Seize ans après les Duetti arcadiens partagés entre dix chanteurs triés sur le volet au baptême du Concert d'Astrée, voici déjà le septième rendez-vous d'Emmanuelle Haïm avec le Handel italien. Elle l'a toujours gratifié de voix splendides et finement préparées. Il a toujours flatté en retour sa générosité précise. Le nouvel album devait associer les jeunes étoiles Sabine Devieilhe et Marianne Crebassa dans le grand tableau pastoral (dix airs plus un duo) d' Aminta e Fillide puis leur confier indépendamment deux cantates tragiques. La mezzo a dû renoncer peu avant les concerts, Lea Desandre a relevé le défi dans un programme inchangé.

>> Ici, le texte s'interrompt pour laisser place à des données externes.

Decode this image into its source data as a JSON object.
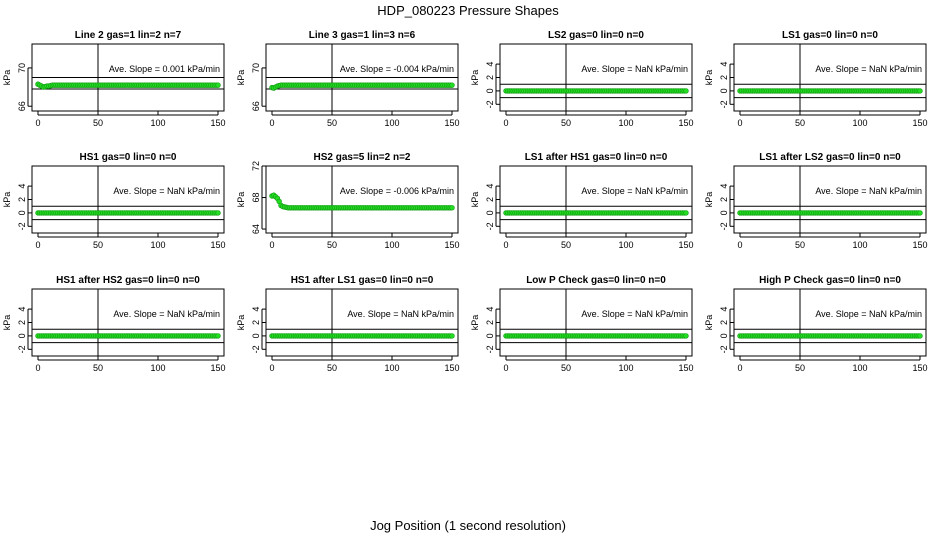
{
  "title": "HDP_080223  Pressure Shapes",
  "x_axis_label": "Jog Position (1 second resolution)",
  "colors": {
    "points": "#22dd22",
    "point_edge": "#119911",
    "lines": "#000000"
  },
  "chart_data": [
    {
      "type": "scatter",
      "title": "Line 2 gas=1 lin=2 n=7",
      "ylabel": "kPa",
      "ylim": [
        65.5,
        72.5
      ],
      "yticks": [
        66,
        70
      ],
      "xlim": [
        0,
        150
      ],
      "xticks": [
        0,
        50,
        100,
        150
      ],
      "hlines": [
        67.8,
        69.0
      ],
      "vline": 50,
      "slope_label": "Ave. Slope =",
      "slope_value": "0.001",
      "slope_unit": "kPa/min",
      "series": {
        "x_start": 0,
        "x_end": 150,
        "x_step": 1.5,
        "baseline": 68.2,
        "initial": [
          68.3,
          68.2,
          68.1,
          68.0,
          68.05,
          68.1,
          68.1,
          68.15
        ]
      }
    },
    {
      "type": "scatter",
      "title": "Line 3 gas=1 lin=3 n=6",
      "ylabel": "kPa",
      "ylim": [
        65.5,
        72.5
      ],
      "yticks": [
        66,
        70
      ],
      "xlim": [
        0,
        150
      ],
      "xticks": [
        0,
        50,
        100,
        150
      ],
      "hlines": [
        67.8,
        69.0
      ],
      "vline": 50,
      "slope_label": "Ave. Slope =",
      "slope_value": "-0.004",
      "slope_unit": "kPa/min",
      "series": {
        "x_start": 0,
        "x_end": 150,
        "x_step": 1.5,
        "baseline": 68.2,
        "initial": [
          67.95,
          67.9,
          68.0,
          68.1,
          68.15
        ]
      }
    },
    {
      "type": "scatter",
      "title": "LS2 gas=0 lin=0 n=0",
      "ylabel": "kPa",
      "ylim": [
        -3,
        7
      ],
      "yticks": [
        -2,
        0,
        2,
        4
      ],
      "xlim": [
        0,
        150
      ],
      "xticks": [
        0,
        50,
        100,
        150
      ],
      "hlines": [
        -1,
        1
      ],
      "vline": 50,
      "slope_label": "Ave. Slope =",
      "slope_value": "NaN",
      "slope_unit": "kPa/min",
      "series": {
        "x_start": 0,
        "x_end": 150,
        "x_step": 1.5,
        "baseline": 0,
        "initial": []
      }
    },
    {
      "type": "scatter",
      "title": "LS1 gas=0 lin=0 n=0",
      "ylabel": "kPa",
      "ylim": [
        -3,
        7
      ],
      "yticks": [
        -2,
        0,
        2,
        4
      ],
      "xlim": [
        0,
        150
      ],
      "xticks": [
        0,
        50,
        100,
        150
      ],
      "hlines": [
        -1,
        1
      ],
      "vline": 50,
      "slope_label": "Ave. Slope =",
      "slope_value": "NaN",
      "slope_unit": "kPa/min",
      "series": {
        "x_start": 0,
        "x_end": 150,
        "x_step": 1.5,
        "baseline": 0,
        "initial": []
      }
    },
    {
      "type": "scatter",
      "title": "HS1 gas=0 lin=0 n=0",
      "ylabel": "kPa",
      "ylim": [
        -3,
        7
      ],
      "yticks": [
        -2,
        0,
        2,
        4
      ],
      "xlim": [
        0,
        150
      ],
      "xticks": [
        0,
        50,
        100,
        150
      ],
      "hlines": [
        -1,
        1
      ],
      "vline": 50,
      "slope_label": "Ave. Slope =",
      "slope_value": "NaN",
      "slope_unit": "kPa/min",
      "series": {
        "x_start": 0,
        "x_end": 150,
        "x_step": 1.5,
        "baseline": 0,
        "initial": []
      }
    },
    {
      "type": "scatter",
      "title": "HS2 gas=5 lin=2 n=2",
      "ylabel": "kPa",
      "ylim": [
        63.5,
        72
      ],
      "yticks": [
        64,
        68,
        72
      ],
      "xlim": [
        0,
        150
      ],
      "xticks": [
        0,
        50,
        100,
        150
      ],
      "hlines": [],
      "vline": 50,
      "slope_label": "Ave. Slope =",
      "slope_value": "-0.006",
      "slope_unit": "kPa/min",
      "series": {
        "x_start": 0,
        "x_end": 150,
        "x_step": 1.5,
        "baseline": 66.7,
        "initial": [
          68.2,
          68.3,
          68.1,
          67.9,
          67.5,
          67.0,
          66.85,
          66.8,
          66.75
        ]
      }
    },
    {
      "type": "scatter",
      "title": "LS1 after HS1 gas=0 lin=0 n=0",
      "ylabel": "kPa",
      "ylim": [
        -3,
        7
      ],
      "yticks": [
        -2,
        0,
        2,
        4
      ],
      "xlim": [
        0,
        150
      ],
      "xticks": [
        0,
        50,
        100,
        150
      ],
      "hlines": [
        -1,
        1
      ],
      "vline": 50,
      "slope_label": "Ave. Slope =",
      "slope_value": "NaN",
      "slope_unit": "kPa/min",
      "series": {
        "x_start": 0,
        "x_end": 150,
        "x_step": 1.5,
        "baseline": 0,
        "initial": []
      }
    },
    {
      "type": "scatter",
      "title": "LS1 after LS2 gas=0 lin=0 n=0",
      "ylabel": "kPa",
      "ylim": [
        -3,
        7
      ],
      "yticks": [
        -2,
        0,
        2,
        4
      ],
      "xlim": [
        0,
        150
      ],
      "xticks": [
        0,
        50,
        100,
        150
      ],
      "hlines": [
        -1,
        1
      ],
      "vline": 50,
      "slope_label": "Ave. Slope =",
      "slope_value": "NaN",
      "slope_unit": "kPa/min",
      "series": {
        "x_start": 0,
        "x_end": 150,
        "x_step": 1.5,
        "baseline": 0,
        "initial": []
      }
    },
    {
      "type": "scatter",
      "title": "HS1 after HS2 gas=0 lin=0 n=0",
      "ylabel": "kPa",
      "ylim": [
        -3,
        7
      ],
      "yticks": [
        -2,
        0,
        2,
        4
      ],
      "xlim": [
        0,
        150
      ],
      "xticks": [
        0,
        50,
        100,
        150
      ],
      "hlines": [
        -1,
        1
      ],
      "vline": 50,
      "slope_label": "Ave. Slope =",
      "slope_value": "NaN",
      "slope_unit": "kPa/min",
      "series": {
        "x_start": 0,
        "x_end": 150,
        "x_step": 1.5,
        "baseline": 0,
        "initial": []
      }
    },
    {
      "type": "scatter",
      "title": "HS1 after LS1 gas=0 lin=0 n=0",
      "ylabel": "kPa",
      "ylim": [
        -3,
        7
      ],
      "yticks": [
        -2,
        0,
        2,
        4
      ],
      "xlim": [
        0,
        150
      ],
      "xticks": [
        0,
        50,
        100,
        150
      ],
      "hlines": [
        -1,
        1
      ],
      "vline": 50,
      "slope_label": "Ave. Slope =",
      "slope_value": "NaN",
      "slope_unit": "kPa/min",
      "series": {
        "x_start": 0,
        "x_end": 150,
        "x_step": 1.5,
        "baseline": 0,
        "initial": []
      }
    },
    {
      "type": "scatter",
      "title": "Low P Check gas=0 lin=0 n=0",
      "ylabel": "kPa",
      "ylim": [
        -3,
        7
      ],
      "yticks": [
        -2,
        0,
        2,
        4
      ],
      "xlim": [
        0,
        150
      ],
      "xticks": [
        0,
        50,
        100,
        150
      ],
      "hlines": [
        -1,
        1
      ],
      "vline": 50,
      "slope_label": "Ave. Slope =",
      "slope_value": "NaN",
      "slope_unit": "kPa/min",
      "series": {
        "x_start": 0,
        "x_end": 150,
        "x_step": 1.5,
        "baseline": 0,
        "initial": []
      }
    },
    {
      "type": "scatter",
      "title": "High P Check gas=0 lin=0 n=0",
      "ylabel": "kPa",
      "ylim": [
        -3,
        7
      ],
      "yticks": [
        -2,
        0,
        2,
        4
      ],
      "xlim": [
        0,
        150
      ],
      "xticks": [
        0,
        50,
        100,
        150
      ],
      "hlines": [
        -1,
        1
      ],
      "vline": 50,
      "slope_label": "Ave. Slope =",
      "slope_value": "NaN",
      "slope_unit": "kPa/min",
      "series": {
        "x_start": 0,
        "x_end": 150,
        "x_step": 1.5,
        "baseline": 0,
        "initial": []
      }
    }
  ]
}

Gardons la soprano star pour la fin, commençons l'écoute avec sa partenaire, dont l'instinct et le charisme ont toujours fait merveille en scène. Est-ce bien elle ? Il faut dresser l'oreille pour approcher le grain vocal de ce chant bizarrement éloigné par les micros. Si Desandre possède déjà toutes les clefs d'une déclamation vivante et concentrée, dans un italien idéalement coloré, la lourde robe de Lucrezia pèse sur ses jeunes épaules et l'inhibe dès le premier air - c'est chez Janet Baker et Magdalena Kozena que nous percevrons l'enjeu de ces intervalles mélodiques et la stature, l'inaltérable dignité, les plaies fatales de la Romaine qui regagne son honneur en se perçant le sein. Pour prendre contact avec une musicienne touchante s'il en est, et fondre, écoutez plutôt les frémissements du sixième air d'Aminta e Fillide, et le théâtre de l'inquiétude du huitième.

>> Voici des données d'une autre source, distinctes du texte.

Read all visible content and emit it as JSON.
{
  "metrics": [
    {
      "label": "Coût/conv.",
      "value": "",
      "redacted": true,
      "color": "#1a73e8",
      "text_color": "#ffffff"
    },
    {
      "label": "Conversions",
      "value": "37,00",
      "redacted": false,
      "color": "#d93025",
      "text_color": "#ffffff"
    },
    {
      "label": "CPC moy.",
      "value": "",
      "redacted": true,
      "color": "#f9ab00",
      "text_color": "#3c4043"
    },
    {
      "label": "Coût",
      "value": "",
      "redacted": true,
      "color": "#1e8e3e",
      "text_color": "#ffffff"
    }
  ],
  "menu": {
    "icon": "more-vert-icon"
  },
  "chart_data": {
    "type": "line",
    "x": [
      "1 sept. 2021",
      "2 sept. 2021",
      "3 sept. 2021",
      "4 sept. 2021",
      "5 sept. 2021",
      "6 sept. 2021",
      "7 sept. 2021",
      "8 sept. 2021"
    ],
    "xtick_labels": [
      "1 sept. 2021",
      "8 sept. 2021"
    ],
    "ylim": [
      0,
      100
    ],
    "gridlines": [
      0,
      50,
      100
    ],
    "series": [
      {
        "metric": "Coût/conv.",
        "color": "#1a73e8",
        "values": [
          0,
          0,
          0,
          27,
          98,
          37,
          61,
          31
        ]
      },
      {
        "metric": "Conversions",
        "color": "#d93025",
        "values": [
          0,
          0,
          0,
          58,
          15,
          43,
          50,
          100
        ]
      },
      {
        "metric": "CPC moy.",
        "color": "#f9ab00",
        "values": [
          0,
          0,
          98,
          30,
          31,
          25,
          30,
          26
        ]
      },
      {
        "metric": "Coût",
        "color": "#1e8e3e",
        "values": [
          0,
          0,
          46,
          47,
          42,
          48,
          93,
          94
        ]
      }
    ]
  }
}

Nettement mieux enregistrée, Sabine Devieilhe infuse tout au long d' Armida abbandonata une extraordinaire tendresse. Handel, d'ailleurs, n'exprime la colère de la magicienne que par touches, pour rehausser les effusions d'un coeur trahi mais indéfectible - le dernier numéro supplie le dieu d'amour de le libérer. Les élans implorants de « Venti, fermate », quand Armide s'empresse de calmer les vents qu'elle vient de déchaîner, sont un grand moment, auquel s'accorde la splendeur de l'orchestre. Mais fallait-il flatter à tout prix l'aigu de la soprano dans les da capo ornés, qui ajoutent plus de sucre que de sel aux larmes des deux autres airs ? Les contorsions de soubrette abbandonata ne sont pas sans charme, mais la voix en possède tant déjà. .. Le pot de paillettes pèse également sur les da capo d' Aminta e Fillide. Servent-ils le sens musical ? Ils risquent de le diluer, dans leur course anachronique vers la contre-note. Servent-ils les voix ? Ils flattent leur souplesse, oui, mais surexposent aussi la faible spontanéité de Devieilhe, qui récite une divine leçon plus qu'elle n'y manifeste son invention. Quant à Desandre, elle se raidit dans le da capo mal digéré de « Fu scherzo », et trahit dans celui de « Sento ch'il Dio bambin » l'intimité sublime qu'elle avait installée. Il n'est pas interdit de zapper avant la fin des plages, pour admirer ensuite la caractérisation, la lumière et l'esprit qu'Emmanuelle Haïm a su rendre à ce divertissement offert, en 1708, à une assemblée de cardinaux et de lettrés dans un jardin romain.